Fox sat in his normal seat at the head of the table with a stack of papers in front of him, seemingly not paying any attention to Keyes’s entrance. Keyes leaned back in his seat, crossing his arms over his chest and waited.
“Thanks for comin’ in early,” Fox said, not lifting his head from the pages he worked with.
Keyes didn’t respond. He was growing too freaked out and tightened the cross of his arms at his chest. He stared at the top of Fox’s head as he diligently kept working and ignoring him. Maybe as much as five minutes passed before Fox placed his pen on the table. The prez still didn’t look at him, but did scoot a wrapped bundle across the table toward him before gathering his paperwork and stuffing it inside a well-used file folder. Keyes knew what the envelope held and reached for it, stuffing it in the front pocket of his cut.
“I wanna talk to you privately about your old man,” Fox said, and for the first time, his weary gaze lifted, looking Keyes straight in the eyes. Okay, that wasn’t the worst thing Fox could have said but still terrible in its own right. “I know shit’s real fucked up with you two, and I know it’s the reason you’re stayin’ away. I also know I haven’t handled this shit right with you and him and the club, but it’s just so fucked up. Your old man never fuckin’ quits. And there’s no fuckin’ common ground between you two, and that’s completely Smoke’s fault.”
Huge understatement, but Keyes kept that to himself for now. Fox reclined in his chair, scrubbing his hands over his face. He looked tired, haggard, and old. That was a mind-blower. Keyes had never thought of Fox as old until right this minute.
“We’ve got some shit goin’ down. Real fuckin’ problems. The Serpent club’s growin’, doubling in size, while we’re fuckin’ stagnant because of that bitch DA. Our prospect pool is shit, and your goddamn father’s recruitin’ is a fuckin’ joke. He’s bringin’ in trash.”
Keyes didn’t need to respond to those statements either. He agreed completely. The Serpent motorcycle club was their oldest rival. The beef between the two clubs was legendary. Of course, it wouldn’t sit well with any of his brothers that those sorry sons of bitches were building so quickly. Keyes also agreed that, since they’d named his father head of recruiting—an honorary title to give him something to do after his motorcycle accident—his old man had brought in nothing but shitty trash as potential prospects. A bunch of sorry thugs whose vision was to take the club back thirty years to their outlaw roots. Keyes would never vote any of those guys in as prospects much less for their full member patch.
“Here’s my problem right now,” Fox said, shifting his chair to a sitting position, leaning forward to where he rested his elbows on his knees. “Mack and I decided to keep shit from you. I don’t know if it was the right thing to do or not, but I heard about yesterday. Your old man threatened you, and I don’t fuckin’ like it at all. And I don’t like the revenge you’ll be forced to take if he tries to follow through.”

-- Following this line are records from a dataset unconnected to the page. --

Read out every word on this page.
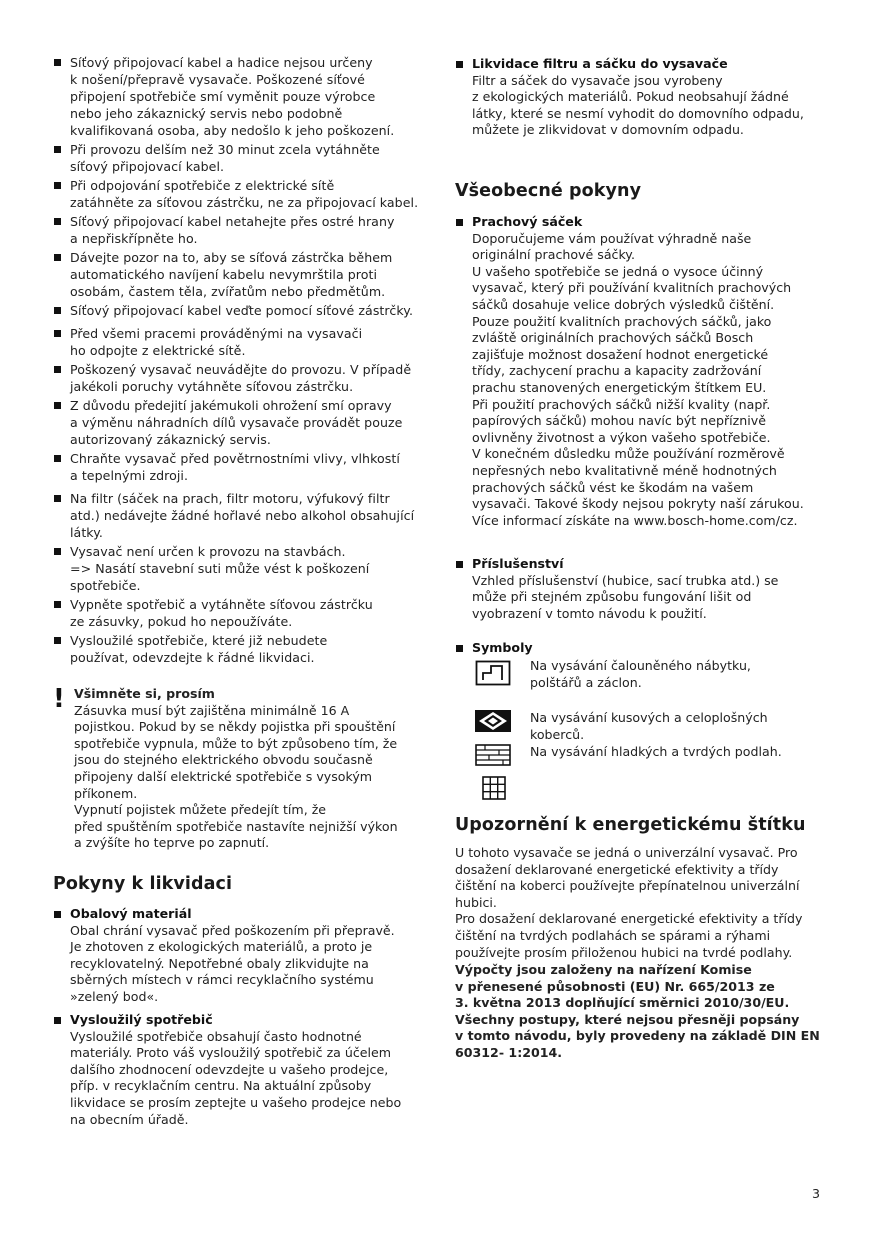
Síťový připojovací kabel a hadice nejsou určeny
k nošení/přepravě vysavače. Poškozené síťové
připojení spotřebiče smí vyměnit pouze výrobce
nebo jeho zákaznický servis nebo podobně
kvalifikovaná osoba, aby nedošlo k jeho poškození.
Při provozu delším než 30 minut zcela vytáhněte
síťový připojovací kabel.
Při odpojování spotřebiče z elektrické sítě
zatáhněte za síťovou zástrčku, ne za připojovací kabel.
Síťový připojovací kabel netahejte přes ostré hrany
a nepřiskřípněte ho.
Dávejte pozor na to, aby se síťová zástrčka během
automatického navíjení kabelu nevymrštila proti
osobám, častem těla, zvířatům nebo předmětům.
Síťový připojovací kabel veďte pomocí síťové zástrčky.
Před všemi pracemi prováděnými na vysavači
ho odpojte z elektrické sítě.
Poškozený vysavač neuvádějte do provozu. V případě
jakékoli poruchy vytáhněte síťovou zástrčku.
Z důvodu předejití jakémukoli ohrožení smí opravy
a výměnu náhradních dílů vysavače provádět pouze
autorizovaný zákaznický servis.
Chraňte vysavač před povětrnostními vlivy, vlhkostí
a tepelnými zdroji.
Na filtr (sáček na prach, filtr motoru, výfukový filtr
atd.) nedávejte žádné hořlavé nebo alkohol obsahující
látky.
Vysavač není určen k provozu na stavbách.
=> Nasátí stavební suti může vést k poškození spotřebiče.
Vypněte spotřebič a vytáhněte síťovou zástrčku
ze zásuvky, pokud ho nepoužíváte.
Vysloužilé spotřebiče, které již nebudete
používat, odevzdejte k řádné likvidaci.
! Všimněte si, prosím
Zásuvka musí být zajištěna minimálně 16 A
pojistkou. Pokud by se někdy pojistka při spouštění
spotřebiče vypnula, může to být způsobeno tím, že
jsou do stejného elektrického obvodu současně
připojeny další elektrické spotřebiče s vysokým
příkonem.
Vypnutí pojistek můžete předejít tím, že
před spuštěním spotřebiče nastavíte nejnižší výkon
a zvýšíte ho teprve po zapnutí.
Pokyny k likvidaci
Obalový materiál
Obal chrání vysavač před poškozením při přepravě.
Je zhotoven z ekologických materiálů, a proto je
recyklovatelný. Nepotřebné obaly zlikvidujte na
sběrných místech v rámci recyklačního systému
»zelený bod«.
Vysloužilý spotřebič
Vysloužilé spotřebiče obsahují často hodnotné
materiály. Proto váš vysloužilý spotřebič za účelem
dalšího zhodnocení odevzdejte u vašeho prodejce,
příp. v recyklačním centru. Na aktuální způsoby
likvidace se prosím zeptejte u vašeho prodejce nebo
na obecním úřadě.
Likvidace filtru a sáčku do vysavače
Filtr a sáček do vysavače jsou vyrobeny
z ekologických materiálů. Pokud neobsahují žádné
látky, které se nesmí vyhodit do domovního odpadu,
můžete je zlikvidovat v domovním odpadu.
Všeobecné pokyny
Prachový sáček
Doporučujeme vám používat výhradně naše
originální prachové sáčky.
U vašeho spotřebiče se jedná o vysoce účinný
vysavač, který při používání kvalitních prachových
sáčků dosahuje velice dobrých výsledků čištění.
Pouze použití kvalitních prachových sáčků, jako
zvláště originálních prachových sáčků Bosch
zajišťuje možnost dosažení hodnot energetické
třídy, zachycení prachu a kapacity zadržování
prachu stanovených energetickým štítkem EU.
Při použití prachových sáčků nižší kvality (např.
papírových sáčků) mohou navíc být nepříznivě
ovlivněny životnost a výkon vašeho spotřebiče.
V konečném důsledku může používání rozměrově
nepřesných nebo kvalitativně méně hodnotných
prachových sáčků vést ke škodám na vašem
vysavači. Takové škody nejsou pokryty naší zárukou.
Více informací získáte na www.bosch-home.com/cz.
Příslušenství
Vzhled příslušenství (hubice, sací trubka atd.) se
může při stejném způsobu fungování lišit od
vyobrazení v tomto návodu k použití.
Symboly
Na vysávání čalouněného nábytku,
polštářů a záclon.
Na vysávání kusových a celoplošných
koberců.
Na vysávání hladkých a tvrdých podlah.
Upozornění k energetickému štítku
U tohoto vysavače se jedná o univerzální vysavač. Pro
dosažení deklarované energetické efektivity a třídy
čištění na koberci používejte přepínatelnou univerzální
hubici.
Pro dosažení deklarované energetické efektivity a třídy
čištění na tvrdých podlahách se spárami a rýhami
používejte prosím přiloženou hubici na tvrdé podlahy.
Výpočty jsou založeny na nařízení Komise
v přenesené působnosti (EU) Nr. 665/2013 ze
3. května 2013 doplňující směrnici 2010/30/EU.
Všechny postupy, které nejsou přesněji popsány
v tomto návodu, byly provedeny na základě DIN EN
60312- 1:2014.
3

Fox went silent as he cocked his head, staring at Keyes with disgust written all over his weathered face. Keyes said nothing because Fox was correct—there had been a clear threat when his old man made of show of pretending to shoot him in the side mirror. Keyes’s chest swelled again with the indignation of it all. His old man would get one fucking shot before Keyes would wipe the floor with him, most likely spending the rest of his life in prison for killing his father.
“Your old man’s dyin’.”
Good. Of course, he was dying a slow miserable death. A person couldn’t ram their motorcycle into a moving pickup truck in a fit of road rage anger and walk away unscathed. The bigger problem seemed that his old man hadn’t died fast enough from his stupidity.
Fox’s weary gaze stayed glued on him, and Keyes had no idea what he wanted from him.
“You don’t care,” Fox finally said with a certain single nod before he sat up, placing his elbows on the table, threading his fingers together. “Here’s our official take—we don’t consider this your problem anymore. I appreciate what you did for him after the accident, we all do, and he was a thankless bastard to you. He’s got stage four lung cancer and won’t make the year. He’s in denial, actin’ tough and badass. You don’t need to worry. He can’t act on his threats. We’re tellin’ the brothers tonight, but I wanted you to know first.”
Keyes’s body went numb. He clamped his mouth together to keep from asking for any details. He didn’t give a shit about that old man. How could he? His father was the fucking devil and needed to get his ass back to hell where he belonged.